From the get-go, viewers immediately have a sense of what drives Winfried and Ines. The characterizations are not exactly subtle, but the director gives her ensemble plenty of room and time to roam: scenes are drawn out, filmed in the ubiquitous art-house long single take. Sometimes obviously, sometimes lightly, each sequence makes its point.

However, just when there seems to be nowhere else to go and the story line is one scene away from turning into a repetitive loop, the director switches gears. It turns out the first 120 minutes were a warm-up, a prelude to a meltdown. It’s as though Ade, who wrote the script, drew upon the fundamentals of farce, rewarding the audience for sitting through an elongated setup with one last act of lunacy. After all, when writing comedy, it’s a good idea to top yourself in the second half and end on a high note.

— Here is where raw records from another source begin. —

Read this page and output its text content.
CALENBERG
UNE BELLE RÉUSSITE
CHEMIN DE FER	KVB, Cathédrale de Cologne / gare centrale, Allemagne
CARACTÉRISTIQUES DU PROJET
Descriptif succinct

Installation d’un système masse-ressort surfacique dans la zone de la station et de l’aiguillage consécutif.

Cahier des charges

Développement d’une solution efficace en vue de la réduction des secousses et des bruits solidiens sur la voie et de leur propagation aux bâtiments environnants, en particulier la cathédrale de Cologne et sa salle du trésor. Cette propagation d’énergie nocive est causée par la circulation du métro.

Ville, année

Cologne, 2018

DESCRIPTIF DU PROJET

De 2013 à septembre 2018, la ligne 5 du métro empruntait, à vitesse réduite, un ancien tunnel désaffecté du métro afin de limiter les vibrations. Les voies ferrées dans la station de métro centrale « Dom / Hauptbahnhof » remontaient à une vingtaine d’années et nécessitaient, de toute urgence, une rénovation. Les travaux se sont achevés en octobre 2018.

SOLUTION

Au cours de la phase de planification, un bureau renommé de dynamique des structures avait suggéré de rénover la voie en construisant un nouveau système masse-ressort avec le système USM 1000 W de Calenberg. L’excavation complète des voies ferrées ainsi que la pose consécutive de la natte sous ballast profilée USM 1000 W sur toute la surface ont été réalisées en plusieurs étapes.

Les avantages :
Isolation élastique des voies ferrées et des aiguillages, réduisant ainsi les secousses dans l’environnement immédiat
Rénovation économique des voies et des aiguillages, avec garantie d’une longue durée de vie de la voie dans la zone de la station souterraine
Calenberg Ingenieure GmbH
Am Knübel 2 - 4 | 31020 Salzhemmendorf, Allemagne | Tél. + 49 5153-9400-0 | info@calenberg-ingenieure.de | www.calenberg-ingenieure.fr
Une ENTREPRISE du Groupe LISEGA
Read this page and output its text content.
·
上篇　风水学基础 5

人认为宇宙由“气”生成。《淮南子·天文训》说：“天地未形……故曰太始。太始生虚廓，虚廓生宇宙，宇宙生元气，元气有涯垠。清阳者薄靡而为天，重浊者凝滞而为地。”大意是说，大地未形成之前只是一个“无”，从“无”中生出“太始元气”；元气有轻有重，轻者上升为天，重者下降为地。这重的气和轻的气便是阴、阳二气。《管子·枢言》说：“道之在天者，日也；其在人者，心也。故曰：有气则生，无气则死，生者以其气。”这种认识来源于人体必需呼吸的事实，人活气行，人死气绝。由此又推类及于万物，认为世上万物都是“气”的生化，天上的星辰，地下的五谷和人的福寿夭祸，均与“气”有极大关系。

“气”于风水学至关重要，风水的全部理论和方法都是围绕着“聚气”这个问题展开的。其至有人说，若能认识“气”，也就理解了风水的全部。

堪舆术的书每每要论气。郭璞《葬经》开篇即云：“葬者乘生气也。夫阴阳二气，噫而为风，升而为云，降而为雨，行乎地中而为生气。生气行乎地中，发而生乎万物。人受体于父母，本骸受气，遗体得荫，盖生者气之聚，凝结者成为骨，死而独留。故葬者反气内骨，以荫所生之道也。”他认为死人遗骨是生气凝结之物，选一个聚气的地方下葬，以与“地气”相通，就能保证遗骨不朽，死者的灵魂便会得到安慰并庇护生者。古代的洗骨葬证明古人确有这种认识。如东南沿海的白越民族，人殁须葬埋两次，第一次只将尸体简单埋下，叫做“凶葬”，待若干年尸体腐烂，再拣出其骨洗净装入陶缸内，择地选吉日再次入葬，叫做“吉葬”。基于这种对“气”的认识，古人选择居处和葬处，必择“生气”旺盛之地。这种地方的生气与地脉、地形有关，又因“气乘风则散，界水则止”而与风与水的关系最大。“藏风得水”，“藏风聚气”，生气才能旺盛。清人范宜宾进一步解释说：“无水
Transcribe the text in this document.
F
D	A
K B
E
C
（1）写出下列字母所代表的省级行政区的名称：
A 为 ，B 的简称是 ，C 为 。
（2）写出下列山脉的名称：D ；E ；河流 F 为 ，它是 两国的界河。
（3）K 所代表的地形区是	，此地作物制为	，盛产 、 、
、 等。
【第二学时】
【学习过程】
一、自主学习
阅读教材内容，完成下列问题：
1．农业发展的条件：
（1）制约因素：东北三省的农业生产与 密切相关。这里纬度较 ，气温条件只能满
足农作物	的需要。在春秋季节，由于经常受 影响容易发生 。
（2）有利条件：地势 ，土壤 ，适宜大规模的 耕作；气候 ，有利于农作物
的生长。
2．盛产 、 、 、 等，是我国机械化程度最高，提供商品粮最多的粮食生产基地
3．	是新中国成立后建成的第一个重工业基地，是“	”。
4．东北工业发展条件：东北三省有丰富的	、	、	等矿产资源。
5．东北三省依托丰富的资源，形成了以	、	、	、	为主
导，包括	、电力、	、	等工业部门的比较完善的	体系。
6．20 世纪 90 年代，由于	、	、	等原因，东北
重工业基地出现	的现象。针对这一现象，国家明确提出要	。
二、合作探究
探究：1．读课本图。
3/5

The film doesn’t manipulate viewers only to leave them laughing. Indeed, the duo’s preceding onscreen history is too complicated for that. There is an underlying melancholia that balances out the cringe-making comedy, especially whenever Ines appears on screen. Though self-confidant and unflappable with colleagues, she appears to be hiding a secret when put on the spot by her father or alone in her high-rise apartment.

That the film did not receive any award bestowed by the jury (led by George Miller) was the single all-out snub of the festival. Its script is layered yet straight-to-the-point and convincing when compared to the Best Screenplay winner, The Salesman, and although there were many multidimensional roles for women at Cannes, none covered the range of behaviors or were as unpredictable as Hüller’s Ines. For that matter, the  film has an improvised feel to it, yet the tone remains focused and disciplined.

Fortunately, the film will not be an only-in-a-festival experience. Toni Erdmann will run riot and run its mouth in North America. Sony Pictures Classics is set to release it (date to be determined).